You could easily adapt the instructions in the article for siblings or very small groups;
One child acted as the “engineer” and described the instructions, another as the “supplier” finding the correct pieces, and the “builder” put the pieces together. After a time, they would swap roles.
I might try this at home - it could stop the fighting over lego between my children.

Computer Games
The article hints a bit but stops short of citing other cases where such interaction would promote communication. Here's a good one I've discovered with my own children - computer games.

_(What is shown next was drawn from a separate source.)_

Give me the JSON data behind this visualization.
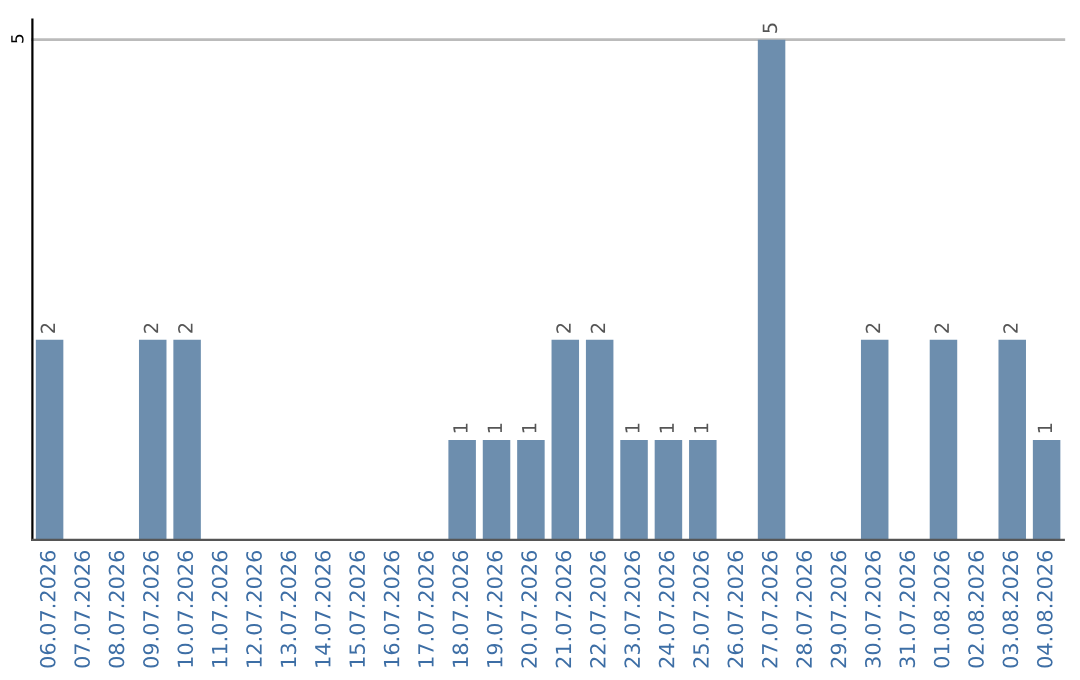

In particular, I've found that the "team" (co-op) games where players have to help each other, are much better at fostering communications between children than games where they compete against each other. The best of these types of games are the lego series; Lego Star Wars, Lego Indiana Jones and Lego Batman (all of which are particularly suitable for younger children). There are also good examples in the more "grown up games" like Eragon, Harry Potter and the Goblet of Fire and Lord of the Rings: Return of the King.

Some Positives
The article goes on to say a few positive things, including one thing I've been saying all the time about the importance of obsessions;
“In the past, it was believed that obsessions got in the way of learning. Now, if a child is preoccupied with a system of learning, like maths, music or Lego, we say they should take it as far as they can, because they might be the passport to a job or a friendship. So we're turning that idea on its head and using the interest or obsession to help the child,” he says.
You really need to be building on the child's strengths and obsessions (special interests) to overcome any weaknesses. Sure, a lot of obsessions seem useless at first;

For example: Star Wars
It's fiction, so what could a child possibly learn from it?

  1. English : Have the child write about Star Wars; eg: "How would Luke have felt when he returned to his homestead?"

  2. Maths: This can be much more than simply "count the spaceships" - in later years, you can adjust a child's work to do trigonometry

  3. Science: More than simply space. You can teach about ecology (what would grow on tatoonie), chemisty, geology and physics.

  4. Art: Drawing spacships, people and landscapes.
There's a lot more you could do but since this is only an example, I'll leave it there.

Am I suggesting that schools change the curriculum for one student? No, of course not. However teachers and parents can suggest to children that they look at things differently - particularly when the child is struggling or disinterested.

To ignore the obsession is to ignore the greatest source of potential in the child.